2 firefighters saved from frigid bay while attempting rescue
The firefighters, who were trying to save a stranded ice fisherman, were stuck in an airboat for more than two hours
By Craig Fox
Watertown Daily Times
CHAUMONT, N.Y. — Fire Chief Frederick E. Jackson and firefighter Will Lipczynski went to save a stranded ice fisherman Tuesday afternoon on Chaumont Bay when they ended up having to be rescued themselves.
The two firefighters were stuck in an airboat for more than two hours in the bay’s frigid waters during whiteout conditions and had to be helped back to shore by members of the Clayton Fire Department. They were not injured.
With wind gusts reaching about 40 mph and blowing snow, they went looking for the unidentified ice fisherman, who lost his bearings because of poor visibility and initially could not find his way back to the Chaumont boat launch.
As it turned out, the fisherman got back to shore on his own and didn’t need assistance, said Chief Jackson’s daughter, Assistant Chief Heather R. Jackson.
But the fisherman never notified the Chaumont Fire Department that he no longer needed help.
“We don’t know who he was,” she said. “He was embarrassed and just took off. We don’t know where he went.”
By then, the flooding waters along Independence Point suddenly dropped about 4 feet, leaving the nearly 4-ton airboat stuck on a shoal and unable to move, Assistant Chief Jackson said.
With swirling winds and visibility near zero, the two firefighters and a crew of six in the Clayton Fire Department’s airboat used picks and shovels to dig the stuck vessel out.
They finally got back to the boat launch shortly before 5 p.m. just as it was starting to get dark. It was a frustrating afternoon.
“I’m not very happy at all,” said Chief Jackson, who thanked the Clayton Fire Department for its help.
“Any time, buddy,” he said Justin A. Taylor, captain of Clayton’s maritime company, told him.
Chief Jackson said he saw what he thought was clear ice but turned out to be water.

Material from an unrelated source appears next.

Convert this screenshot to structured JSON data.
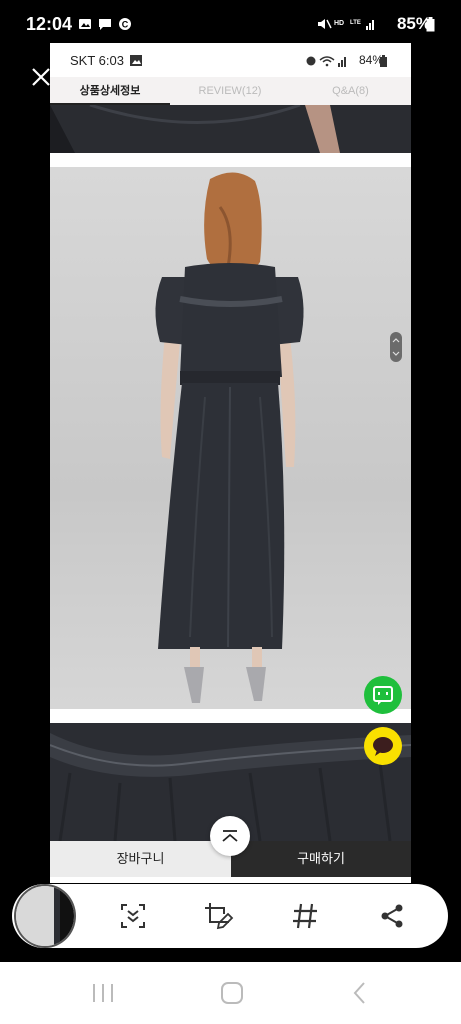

The fire chief was a bit cold and firefighter Lipczynski ended up with some wet feet, but neither man needed any medical attention. Two ambulances were there just in case.
To locate the stuck boat, Capt. Taylor used his cellphone and a Google app to get the boat’s coordinates and find his two friends, Assistant Chief Jackson said.
Sitting in her heated white pickup truck during the operation, she was joined by her 3-year-son, Noah, and black Labrador, Holland. When they saw the bright lights of the airboat, they knew Chief Jackson was safe.
“Here’s Poppa,” she told the little boy.
When he got back, Chief Jackson assured his grandson he was fine.
The two firefighters got into some warm clothes and then headed back to the fire station.